Published online by Cambridge University Press: 07 May 2010
Abstract
We consider the conductance g of disordered systems where the electronic quantum coherence extends over a large scale. In the first part, we show characteristic conductance fluctuations driven by a variation of the applied magnetic field B or of the Fermi energy EF, which have been observed at very low temperature in a mesoscopic wire where the carrier density is controlled by a gate. Following the gate voltage, the wire is a conductor (g ≫ 1) or an insulator (g ≪ 1). The fluctuations of g have a normal distribution with a universal variance for conductors and a very large log-normal distribution for insulators. In a macroscopic insulator, the magnetoconductance is mostly governed by the field dependence of the localization length §. In the second part, we review a random matrix theory adapted to the transfer matrix.

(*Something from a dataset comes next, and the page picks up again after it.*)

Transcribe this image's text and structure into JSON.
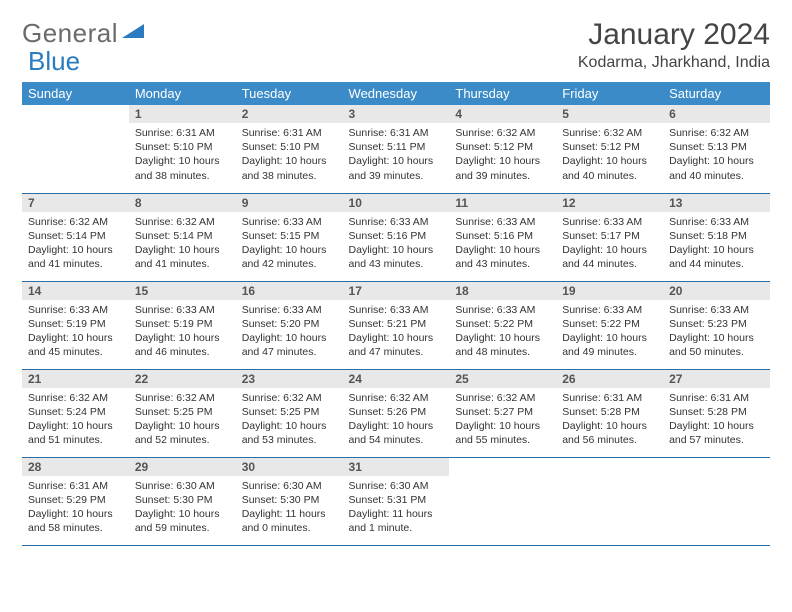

This macroscopic approach to quantum transmission allows us to describe in a unified and simple way the conductance fluctuations observed in conductors and insulators, and to predict new universal symmetry breaking effects on the variance of g and on §. This approach, based on symmetry considerations and on a maximum entropy criterion, gives the eigenvalue distribution of t.t (t is the transmission matrix) in terms of a simple Coulomb gas analogy. In quasi-one dimension, the analogy is valid for conductors and insulators. Outside quasi-one dimension, we derive analytically the eigenvalue correlation functions of our maximum entropy model that we compare to their direct numerical evaluations from microscopic hamiltonians.